All That I Am & All That I Was by Amy Birks

Release date: April 3, 2020
Label: Self-Released

Back in 2017, I discovered one of the most incredible trios on both of their bandcamp website, and in an issue of PROG magazine. That was Beatrix Players. Their debut album, Magnified was quite an ear-listening experience for me. For them to take the genres of Chamber, Classical, and Folk music into one giant circle, it shows that Amy Birks can take it up a notch with her debut solo album released this year.

All That I Am & All That I Was showcases Birks by taking the Olympic Flame and lighting the sacred fires before starting the album off. The structures on her debut solo album tackles the subjects of betrayal, loneliness, confrontations, and the struggle to carry on. Amy is taking the listener throughout a lifting yet heartbreaking scenario through the entire album from start to finish.

‘Say Something’ is Amy’s nod to Purson’s Rosalie Cunningham as she sings the song in the waltz-like style of ‘Rocking Horse’. The lyrics deal on the subject of domestic abuse once more, but fighting back and standing up for yourself. I can imagine the characterizations in this song are confronting the attacker and showing the damage they have done to her many years ago. And this time, there’s no turning back.


‘Jamaica Inn’ is about moving forwards. The music has a bit of a nod to iamthemorning’s Lighthouse-era as Birks channels Marjana Semkina’s arrangements in her vocals. The struggle with being used in this mournful insanity that they went through, the location is a place for comfort, and peace against the thunderstorms they went through.

‘I Wish’ features Steve Hackett’s flamenco guitar work as he sets up the dance and beats for Amy to set up this mid-tempo groove with some expressive exercises that she gets into by dancing until dawn. While ‘Unlike the Heart’ sees the piano and string section going through whatever they went through during those rocky and tricky times. Amy lets the person know that this will be the start of a new beginning.

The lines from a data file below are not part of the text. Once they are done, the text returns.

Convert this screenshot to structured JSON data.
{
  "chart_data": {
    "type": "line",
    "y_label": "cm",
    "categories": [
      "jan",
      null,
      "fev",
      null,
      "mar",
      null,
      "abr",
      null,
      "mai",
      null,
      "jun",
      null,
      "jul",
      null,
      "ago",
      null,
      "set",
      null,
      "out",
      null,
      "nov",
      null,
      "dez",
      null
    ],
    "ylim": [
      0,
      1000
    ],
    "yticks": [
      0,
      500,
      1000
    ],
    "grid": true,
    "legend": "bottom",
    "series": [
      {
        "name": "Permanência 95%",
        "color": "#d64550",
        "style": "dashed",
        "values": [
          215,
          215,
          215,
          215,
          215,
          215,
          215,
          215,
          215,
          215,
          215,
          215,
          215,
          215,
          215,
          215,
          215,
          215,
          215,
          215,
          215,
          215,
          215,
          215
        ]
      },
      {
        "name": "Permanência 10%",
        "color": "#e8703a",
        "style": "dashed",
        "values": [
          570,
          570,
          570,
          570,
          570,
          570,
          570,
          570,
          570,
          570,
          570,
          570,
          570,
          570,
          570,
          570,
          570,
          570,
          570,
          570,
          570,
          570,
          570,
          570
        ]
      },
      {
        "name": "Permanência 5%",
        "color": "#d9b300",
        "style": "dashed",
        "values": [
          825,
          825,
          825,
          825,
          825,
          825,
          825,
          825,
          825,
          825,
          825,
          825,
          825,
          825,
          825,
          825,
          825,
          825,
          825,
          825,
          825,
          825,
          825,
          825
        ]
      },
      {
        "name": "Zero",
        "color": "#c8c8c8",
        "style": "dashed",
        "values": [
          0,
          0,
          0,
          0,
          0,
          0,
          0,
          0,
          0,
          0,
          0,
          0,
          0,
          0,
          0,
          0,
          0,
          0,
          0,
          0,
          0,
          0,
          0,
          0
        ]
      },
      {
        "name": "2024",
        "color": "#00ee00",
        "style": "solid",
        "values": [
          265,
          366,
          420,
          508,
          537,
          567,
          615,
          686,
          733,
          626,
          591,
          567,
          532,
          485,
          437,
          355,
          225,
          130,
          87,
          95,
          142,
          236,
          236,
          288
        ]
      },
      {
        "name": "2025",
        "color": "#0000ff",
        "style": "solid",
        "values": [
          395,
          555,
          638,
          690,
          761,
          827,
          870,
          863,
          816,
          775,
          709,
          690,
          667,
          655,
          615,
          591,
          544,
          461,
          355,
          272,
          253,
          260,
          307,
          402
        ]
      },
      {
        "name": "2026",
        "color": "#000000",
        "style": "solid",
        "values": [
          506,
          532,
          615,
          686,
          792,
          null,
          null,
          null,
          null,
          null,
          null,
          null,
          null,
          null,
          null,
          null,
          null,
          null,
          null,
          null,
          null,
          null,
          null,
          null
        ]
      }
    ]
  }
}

‘More’ has a bit of a nod to the Acid Folk sound with a gentle and stronger atmosphere. I could tell that there is some strong resemblance to the two albums and four of the masters of the genre; Trees’ The Garden of Jane Delawney and Spirogyra’s first three albums. Along with Barbara Gaskin (Spirogyra), Celia Humprhis (Trees), Clodagh Simonds (Mellow Candle), and Vashti Bunyan that Amy tips her hat to.

‘With All That I Am’ tackles betrayal and divorce. Birks shows an intense side that you’ve never heard before. This is a side you do not want to cross. The confrontation of her loved one being with someone else, is like a ticking time bomb waiting to happen. You can feel the piano and flute section’s raising the heat gauge level as high as it can go while Amy goes into her operatic side, it shows that she’s had enough of the bullshit, and enough with the lies that her loved one is making up excuses. And this time, she’s leaving this person for good.

I can imagine that Amy took a lot of inspirations from Sweet Billy Pilgrim’s ‘Slingshot Grin’ for the song to go deeper and farther than you can ever imagine. This was a big, big, BIG challenge for me to listen Amy Birks’ debut solo release. It took me a good long time to decide whether or not I was going to accept All That I Am & All That I Was. But after listening to this album a few more times, Amy nailed it down to a “T”. As I’ve mentioned earlier, this shows the challenging subjects that go beyond the Beatrix Players vision, but with a pop, folky, and carrying that classical approach, Amy Birks has spread her wings to fly.